The Conspiracy

Epilogue

It's easier to travel now. Trains and buses run between Districts and their borders have been expanded to be actual borders. There are no more wilds separating the Districts into little islands. There are no more laws against travel or poaching. I can climb where we used to go without fear of Peacekeepers. Part of me wonders if my brother and the girl I came to view as my little sister would have loved that, or whether they enjoyed being out here alone, secretly, illegally. Things under Paylor are much better than they were under Snow. I don't know why the Mockingjay shot the President of District 13.

I hike paths we took together. My brother, our friend, and I. It took a long time for me to want to be up here without them and when I finally did, all I could see was them together. I didn't stay long. I would hike up, stand looking over land we looked at together, sit down with my arms around my knees, missing them, replaying their horrible ends in my head. I never meant to, but it happened sometimes.

Then I'd walk back down, remembering the ease with which she scrambled around these paths. The loose rocks and pebbles did nothing to slow her down. I don't remember her ever falling, except perhaps when my brother played with her. They'd run like children, - well, we were children, weren't we? - and chase and push each other. No. I don't think she fell unless pushed. Her ankles had been incredible strong. Ironic then, that that injury was ultimately what lead to her death.

And my brother, he had predicted he wouldn't make it out without her. He'd known long before he even entered the arena. He'd said it to me in our last conversation. "I'll bring us home. Both of us. It wouldn't be the same without her here." Some other, probably better, brother would have told him to watch out for himself, make sure he got home safely, who cares what happens to the girl? Not me. I had just nodded, knowing he was right. I knew then how he felt about her. We were twins. It's the kind of thing you know, especially when you watch it grow in someone for years. He wouldn't have wanted to be here without her. Home wouldn't be home without the pair of them. It's not home now, twenty years later.

The training center was destroyed. When the rebels bombed the mountain, causing that massive avalanche and rockslide, they trapped more than a thousand people in the mountain,. Something broke and gas from the hovercrafts leaked below. It took them years to clean up the charred remains of where we spent so much of our adolescent years. Part of the mountain collapsed too because the ceiling of the center caved. No wonder we didn't support the rebels. Look at the damage they caused! I stopped training and working on the stronghold when my brother died so I wasn't there, but if I had been, my fate would have been the same as all our friends.

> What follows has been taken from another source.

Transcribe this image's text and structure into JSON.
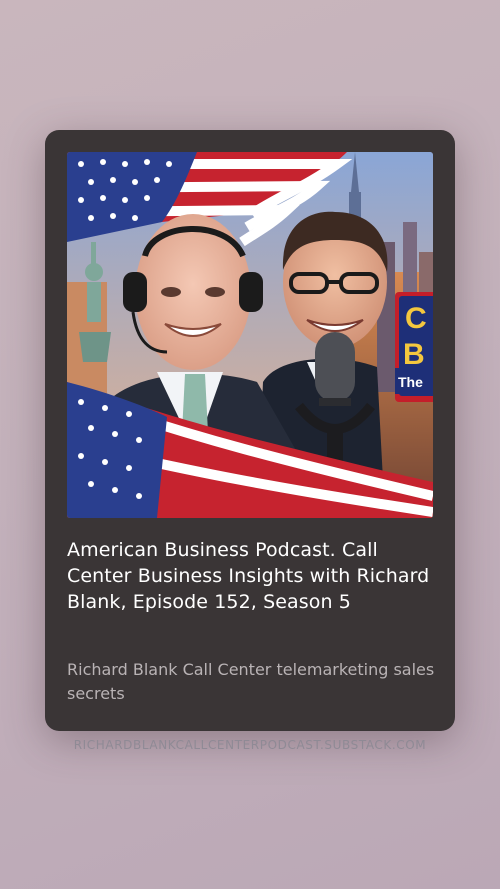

Statues have been erected of the 1,800 tributes, a fraction of the victims of the Capitol, all over Panem. They didn't discriminate against our district, even though we were the least willing to help the rebellion. I told the people who came to build their statues where they should go and that they really should be on the same pedestal. So they stand up here on the mountain where we hiked. fourteen thousand feet up, nearly three miles above sea level. They are as they would have wanted to be: home again, sleeping under stars, together forever, my brother and the girl he loved.